Metadata-Version: 2.1
Name: decodanda
Version: 0.8.3
Summary: Geometric decoding of neural data with built-in best practices.
Home-page: https://github.com/lposani/decodanda
Author: Lorenzo Posani
Author-email: lorenzo.posani@gmail.com
Keywords: python,decoding,neuroscience,ccgp,neural activity,population activity,neural decoding,geometry
Classifier: Programming Language :: Python :: 3.8
Classifier: License :: OSI Approved :: GNU General Public License v3 (GPLv3)
License-File: LICENSE.md
Requires-Dist: matplotlib (>=3.3.4)
Requires-Dist: numpy (>=1.20.1)
Requires-Dist: pandas (>=1.4.0)
Requires-Dist: scikit-learn (>=0.24.1)
Requires-Dist: scipy (>=1.6.1)
Requires-Dist: seaborn (>=0.11.1)
Requires-Dist: tqdm (>=4.58.0)
Requires-Dist: h5py (>=3.10.0)


Decodanda (dog latin for "to be decoded") is a best-practices-made-easy Python package for decoding neural data.

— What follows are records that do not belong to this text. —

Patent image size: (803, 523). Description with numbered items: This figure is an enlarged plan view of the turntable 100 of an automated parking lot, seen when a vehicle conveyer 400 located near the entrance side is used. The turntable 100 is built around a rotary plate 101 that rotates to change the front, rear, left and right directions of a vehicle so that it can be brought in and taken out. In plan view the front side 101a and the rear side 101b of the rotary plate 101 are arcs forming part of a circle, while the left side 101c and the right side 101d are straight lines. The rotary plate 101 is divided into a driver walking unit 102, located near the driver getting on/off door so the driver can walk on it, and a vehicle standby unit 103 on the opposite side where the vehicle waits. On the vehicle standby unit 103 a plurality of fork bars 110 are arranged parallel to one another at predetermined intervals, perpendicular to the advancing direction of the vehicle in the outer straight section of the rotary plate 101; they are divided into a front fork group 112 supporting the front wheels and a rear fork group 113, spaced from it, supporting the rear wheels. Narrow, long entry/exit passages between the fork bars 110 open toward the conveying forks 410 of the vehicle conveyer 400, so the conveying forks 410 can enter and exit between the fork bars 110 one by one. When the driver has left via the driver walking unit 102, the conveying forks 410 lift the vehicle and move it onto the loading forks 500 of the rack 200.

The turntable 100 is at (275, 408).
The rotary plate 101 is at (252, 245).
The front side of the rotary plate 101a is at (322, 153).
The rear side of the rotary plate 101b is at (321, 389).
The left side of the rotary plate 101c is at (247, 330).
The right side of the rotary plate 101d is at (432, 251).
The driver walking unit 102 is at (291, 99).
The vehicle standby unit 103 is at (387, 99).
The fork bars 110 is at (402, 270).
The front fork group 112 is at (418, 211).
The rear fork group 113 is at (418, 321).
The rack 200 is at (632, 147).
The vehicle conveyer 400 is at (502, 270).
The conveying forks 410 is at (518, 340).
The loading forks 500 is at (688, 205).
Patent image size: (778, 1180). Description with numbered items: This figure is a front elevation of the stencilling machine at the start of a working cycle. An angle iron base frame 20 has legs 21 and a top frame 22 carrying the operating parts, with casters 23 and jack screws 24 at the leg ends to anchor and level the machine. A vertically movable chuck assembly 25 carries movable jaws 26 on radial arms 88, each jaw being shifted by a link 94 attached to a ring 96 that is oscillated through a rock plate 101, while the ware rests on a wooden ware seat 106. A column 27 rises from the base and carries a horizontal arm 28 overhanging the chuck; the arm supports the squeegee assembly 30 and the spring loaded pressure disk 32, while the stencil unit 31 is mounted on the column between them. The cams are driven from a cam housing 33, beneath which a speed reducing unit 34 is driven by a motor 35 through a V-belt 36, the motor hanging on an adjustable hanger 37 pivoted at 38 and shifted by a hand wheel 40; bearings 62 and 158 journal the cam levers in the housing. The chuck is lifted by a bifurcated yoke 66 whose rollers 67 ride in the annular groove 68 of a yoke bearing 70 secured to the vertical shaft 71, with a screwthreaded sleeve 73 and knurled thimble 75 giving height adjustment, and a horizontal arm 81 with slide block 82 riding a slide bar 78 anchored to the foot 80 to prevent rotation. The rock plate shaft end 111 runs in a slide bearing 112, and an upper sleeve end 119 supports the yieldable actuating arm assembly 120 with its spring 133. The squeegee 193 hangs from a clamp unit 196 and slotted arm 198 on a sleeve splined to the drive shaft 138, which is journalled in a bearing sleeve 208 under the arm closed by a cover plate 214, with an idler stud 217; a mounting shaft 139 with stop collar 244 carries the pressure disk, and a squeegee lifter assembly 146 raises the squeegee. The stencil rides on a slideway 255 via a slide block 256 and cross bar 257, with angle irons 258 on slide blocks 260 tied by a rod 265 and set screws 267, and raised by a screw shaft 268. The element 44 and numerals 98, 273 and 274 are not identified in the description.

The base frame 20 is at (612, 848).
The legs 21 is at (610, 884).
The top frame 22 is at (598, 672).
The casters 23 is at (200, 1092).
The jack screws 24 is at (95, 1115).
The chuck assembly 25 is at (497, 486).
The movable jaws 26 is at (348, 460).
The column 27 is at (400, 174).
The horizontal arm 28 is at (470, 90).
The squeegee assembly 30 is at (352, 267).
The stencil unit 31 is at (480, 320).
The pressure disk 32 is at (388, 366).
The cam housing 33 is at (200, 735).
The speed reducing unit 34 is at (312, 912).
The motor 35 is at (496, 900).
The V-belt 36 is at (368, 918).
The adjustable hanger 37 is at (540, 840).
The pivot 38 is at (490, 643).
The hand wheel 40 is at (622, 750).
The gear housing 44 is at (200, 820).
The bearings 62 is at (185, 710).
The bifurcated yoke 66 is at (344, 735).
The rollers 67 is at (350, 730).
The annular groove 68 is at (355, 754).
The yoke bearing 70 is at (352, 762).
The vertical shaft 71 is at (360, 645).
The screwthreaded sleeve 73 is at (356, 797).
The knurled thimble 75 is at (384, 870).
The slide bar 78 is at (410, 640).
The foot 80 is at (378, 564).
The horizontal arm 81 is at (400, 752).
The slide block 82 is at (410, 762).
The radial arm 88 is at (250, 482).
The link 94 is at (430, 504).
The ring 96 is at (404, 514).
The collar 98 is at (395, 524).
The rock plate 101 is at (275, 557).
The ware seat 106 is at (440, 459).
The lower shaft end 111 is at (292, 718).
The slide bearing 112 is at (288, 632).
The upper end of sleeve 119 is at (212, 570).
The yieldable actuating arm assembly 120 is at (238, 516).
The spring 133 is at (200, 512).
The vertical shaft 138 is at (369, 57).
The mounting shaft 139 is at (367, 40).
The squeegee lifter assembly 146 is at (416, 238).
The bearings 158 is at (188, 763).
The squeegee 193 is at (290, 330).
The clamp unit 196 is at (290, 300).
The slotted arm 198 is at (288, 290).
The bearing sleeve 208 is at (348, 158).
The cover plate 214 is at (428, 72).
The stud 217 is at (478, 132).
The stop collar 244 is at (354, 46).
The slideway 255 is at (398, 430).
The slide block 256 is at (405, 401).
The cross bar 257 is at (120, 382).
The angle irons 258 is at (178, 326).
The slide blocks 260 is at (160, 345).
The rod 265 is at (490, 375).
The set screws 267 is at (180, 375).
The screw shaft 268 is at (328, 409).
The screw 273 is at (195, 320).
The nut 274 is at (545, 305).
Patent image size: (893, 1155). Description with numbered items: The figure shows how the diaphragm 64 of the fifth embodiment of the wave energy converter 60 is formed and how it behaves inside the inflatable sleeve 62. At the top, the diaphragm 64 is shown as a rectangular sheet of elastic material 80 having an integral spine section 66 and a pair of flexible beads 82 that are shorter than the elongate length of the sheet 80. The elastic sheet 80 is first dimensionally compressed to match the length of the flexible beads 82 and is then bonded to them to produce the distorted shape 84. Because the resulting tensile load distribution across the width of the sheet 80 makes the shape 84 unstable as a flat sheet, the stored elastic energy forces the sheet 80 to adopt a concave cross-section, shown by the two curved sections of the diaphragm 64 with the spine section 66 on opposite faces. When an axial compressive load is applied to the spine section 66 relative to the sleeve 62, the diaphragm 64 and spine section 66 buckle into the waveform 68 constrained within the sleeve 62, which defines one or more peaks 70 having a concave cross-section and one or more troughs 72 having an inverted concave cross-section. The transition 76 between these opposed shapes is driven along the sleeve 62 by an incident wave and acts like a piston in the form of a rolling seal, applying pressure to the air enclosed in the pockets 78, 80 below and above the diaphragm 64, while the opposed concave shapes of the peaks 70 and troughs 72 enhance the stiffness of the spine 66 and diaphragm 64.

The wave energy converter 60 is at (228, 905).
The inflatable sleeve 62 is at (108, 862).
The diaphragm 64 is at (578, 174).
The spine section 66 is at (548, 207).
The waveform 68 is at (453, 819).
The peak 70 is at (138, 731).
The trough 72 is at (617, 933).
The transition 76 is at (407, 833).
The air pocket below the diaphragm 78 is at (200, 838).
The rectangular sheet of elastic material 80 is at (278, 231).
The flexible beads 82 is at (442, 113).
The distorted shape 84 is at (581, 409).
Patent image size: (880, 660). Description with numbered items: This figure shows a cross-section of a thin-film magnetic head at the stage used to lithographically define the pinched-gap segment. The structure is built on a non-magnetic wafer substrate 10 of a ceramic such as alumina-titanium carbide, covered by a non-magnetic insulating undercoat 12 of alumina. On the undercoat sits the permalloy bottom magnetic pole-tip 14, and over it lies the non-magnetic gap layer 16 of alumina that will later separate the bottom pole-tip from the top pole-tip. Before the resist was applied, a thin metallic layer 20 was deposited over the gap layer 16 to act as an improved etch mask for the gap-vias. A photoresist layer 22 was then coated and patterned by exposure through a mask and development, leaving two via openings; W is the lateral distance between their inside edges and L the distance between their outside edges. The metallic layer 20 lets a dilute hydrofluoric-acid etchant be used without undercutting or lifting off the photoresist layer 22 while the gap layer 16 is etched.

Decodanda is designed to expose a user-friendly and flexible interface for population activity decoding,
with a series of built-in best practices to avoid the most common pitfalls.
In addition, Decodanda exposes a series of functions to compute the Cross-Condition Generalization Performance (CCGP,
Bernardi et al. 2020) and Cross-Variable Interference (O'Neill et al 2025) 
for the geometrical analysis of neural population activity.